Aux limites pendant l’apprentissage
Le cumul de la formation et des journées d’école, qui durent parfois jusqu’à douze heures, sont éprouvantes pour Jasmin. « Pendant la formation, on est occupé à 100% par le travail et l’école et on doit encore étudier à côté. J’aurais aimé – pour moi mais aussi pour les autres apprentis avec un handicap sensoriel – que la formation soit de 70 à 80%, quitte à ce qu’elle dure plus longtemps. Mais il n’y a pas d’exception. Sans le soutien de mes parents et de mes formateurs, j’aurais été obligée d’abandonner », dit-elle en se remémorant cette période. Mais Jasmin serre les dents et réussit ses examens de fin d’apprentissage avec un bon résultat.
Femme parmi les hommes
Ne se voyant pas proposer de contrat à durée indéterminée par son entreprise de formation, Jasmin postule à nouveau au sortir de l’apprentissage. Et décroche un engagement dès sa cinquième tentative: « J’ai été invitée à un entretien de présentation et à des journées d’essai. Dès la fin du premier jour, le chef m’a proposé de me faire un contrat. J’ai cru que j’avais mal entendu », dit-elle en riant d’un air entendu. « Au bout de quelques semaines j’ai profité d’une séance pour informer mes supérieurs et mes collègues au sujet de mon handicap. Ils n’arrivaient pas à le croire mais ils ont tous bien réagi ». Aujourd’hui, Jasmin est un élément essentiel de l’équipe de l’atelier. Son chef fonde de grands espoirs sur elle et lui confie des tâches difficiles. L’équipe aussi est super: « Avant, c’était un peu plus cahotique dans la halle, il y avait toujours des choses posées ici ou là. C’est pour moi que les collègues font attention à l’ordre maintenant. Et ils me disent où sont mes outils s’il leur arrive de les déplacer », ajoute-t-elle en souriant.
Aller seule au travail
Jasmin Schneider n’habite pas loin de son lieu de travail, dans un village voisin. S’il fait sombre, elle doit uitliser sa canne blanche pour se repérer.
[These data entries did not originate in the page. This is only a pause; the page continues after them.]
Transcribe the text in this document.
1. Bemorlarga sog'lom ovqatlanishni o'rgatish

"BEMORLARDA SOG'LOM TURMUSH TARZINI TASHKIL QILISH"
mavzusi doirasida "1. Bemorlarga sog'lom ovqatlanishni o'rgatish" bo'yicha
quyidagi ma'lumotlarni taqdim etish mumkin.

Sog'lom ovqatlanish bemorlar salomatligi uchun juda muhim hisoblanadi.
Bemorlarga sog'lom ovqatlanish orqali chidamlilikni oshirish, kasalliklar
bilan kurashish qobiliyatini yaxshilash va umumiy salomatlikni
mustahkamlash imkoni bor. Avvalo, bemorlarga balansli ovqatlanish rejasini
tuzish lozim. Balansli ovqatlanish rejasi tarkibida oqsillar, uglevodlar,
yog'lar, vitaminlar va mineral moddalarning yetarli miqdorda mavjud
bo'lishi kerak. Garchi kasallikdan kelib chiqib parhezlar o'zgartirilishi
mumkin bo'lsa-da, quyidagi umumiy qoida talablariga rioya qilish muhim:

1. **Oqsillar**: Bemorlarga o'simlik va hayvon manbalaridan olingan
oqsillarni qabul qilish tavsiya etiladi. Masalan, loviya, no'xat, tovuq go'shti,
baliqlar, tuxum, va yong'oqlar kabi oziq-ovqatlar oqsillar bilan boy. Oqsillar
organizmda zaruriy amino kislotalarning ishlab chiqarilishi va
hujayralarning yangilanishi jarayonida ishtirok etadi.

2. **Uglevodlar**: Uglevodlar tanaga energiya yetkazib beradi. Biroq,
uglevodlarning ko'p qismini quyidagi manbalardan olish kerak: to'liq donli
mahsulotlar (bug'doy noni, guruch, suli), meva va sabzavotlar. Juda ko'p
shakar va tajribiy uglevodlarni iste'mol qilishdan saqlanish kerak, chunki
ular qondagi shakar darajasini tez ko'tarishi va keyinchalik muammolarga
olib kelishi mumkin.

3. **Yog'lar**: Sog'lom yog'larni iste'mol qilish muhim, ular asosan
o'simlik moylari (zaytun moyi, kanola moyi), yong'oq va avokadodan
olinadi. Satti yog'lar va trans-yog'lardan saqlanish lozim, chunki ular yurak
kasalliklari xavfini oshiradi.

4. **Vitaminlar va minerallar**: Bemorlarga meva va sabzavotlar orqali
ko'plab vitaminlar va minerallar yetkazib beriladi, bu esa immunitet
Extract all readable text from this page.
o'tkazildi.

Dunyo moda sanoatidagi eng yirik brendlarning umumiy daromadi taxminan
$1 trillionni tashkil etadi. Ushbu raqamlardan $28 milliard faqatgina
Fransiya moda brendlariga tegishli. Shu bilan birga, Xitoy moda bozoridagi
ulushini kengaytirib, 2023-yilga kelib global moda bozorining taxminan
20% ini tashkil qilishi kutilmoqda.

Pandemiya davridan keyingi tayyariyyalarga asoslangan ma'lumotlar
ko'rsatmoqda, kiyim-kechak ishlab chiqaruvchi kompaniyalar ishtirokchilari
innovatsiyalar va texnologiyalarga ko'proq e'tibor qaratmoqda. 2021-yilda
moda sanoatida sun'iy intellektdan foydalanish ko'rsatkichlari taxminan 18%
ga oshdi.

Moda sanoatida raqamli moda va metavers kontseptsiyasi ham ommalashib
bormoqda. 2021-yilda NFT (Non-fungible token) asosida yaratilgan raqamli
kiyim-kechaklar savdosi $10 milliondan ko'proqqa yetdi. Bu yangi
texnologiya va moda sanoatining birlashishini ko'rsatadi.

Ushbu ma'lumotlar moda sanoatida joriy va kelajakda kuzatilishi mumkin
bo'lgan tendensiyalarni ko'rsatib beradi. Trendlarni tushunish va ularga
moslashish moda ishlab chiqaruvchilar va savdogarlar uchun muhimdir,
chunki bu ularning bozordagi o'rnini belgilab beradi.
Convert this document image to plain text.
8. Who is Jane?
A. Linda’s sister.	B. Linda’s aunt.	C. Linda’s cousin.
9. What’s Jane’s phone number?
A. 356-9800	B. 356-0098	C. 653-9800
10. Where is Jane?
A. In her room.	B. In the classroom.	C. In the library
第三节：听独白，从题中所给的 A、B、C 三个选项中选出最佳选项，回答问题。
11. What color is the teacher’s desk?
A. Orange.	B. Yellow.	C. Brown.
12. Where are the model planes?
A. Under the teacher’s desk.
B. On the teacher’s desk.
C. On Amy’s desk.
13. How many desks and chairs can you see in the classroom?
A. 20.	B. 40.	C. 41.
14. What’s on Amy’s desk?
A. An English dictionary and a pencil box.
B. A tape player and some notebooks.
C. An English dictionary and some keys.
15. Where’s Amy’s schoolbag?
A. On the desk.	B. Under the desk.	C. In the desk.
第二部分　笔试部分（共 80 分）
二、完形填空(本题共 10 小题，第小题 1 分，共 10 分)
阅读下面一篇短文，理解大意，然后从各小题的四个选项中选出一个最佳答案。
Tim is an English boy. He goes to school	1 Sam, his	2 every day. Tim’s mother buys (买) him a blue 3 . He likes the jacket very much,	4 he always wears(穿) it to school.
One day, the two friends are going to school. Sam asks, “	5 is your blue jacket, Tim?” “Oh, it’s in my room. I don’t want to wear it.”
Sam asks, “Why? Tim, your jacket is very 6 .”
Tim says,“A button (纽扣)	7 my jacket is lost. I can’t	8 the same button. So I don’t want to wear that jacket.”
Pour sa sécurité et pour pouvoir faire le trajet seule à tout moment, elle a suivi un entraînement à la canne blanche avec une spécialiste de l’UCBA.
Avec son supérieur, elle a convenu d’un temps de travail de 80% réparti sur cinq jours. Parce qu’avec son double handicap, Jasmin se fatigue plus vite. « Mon chef me dit toujours que je travaille aussi vite et aussi bien qu’une machine. Mais je ne suis malgré tout qu’un être humain », dit-elle en riant.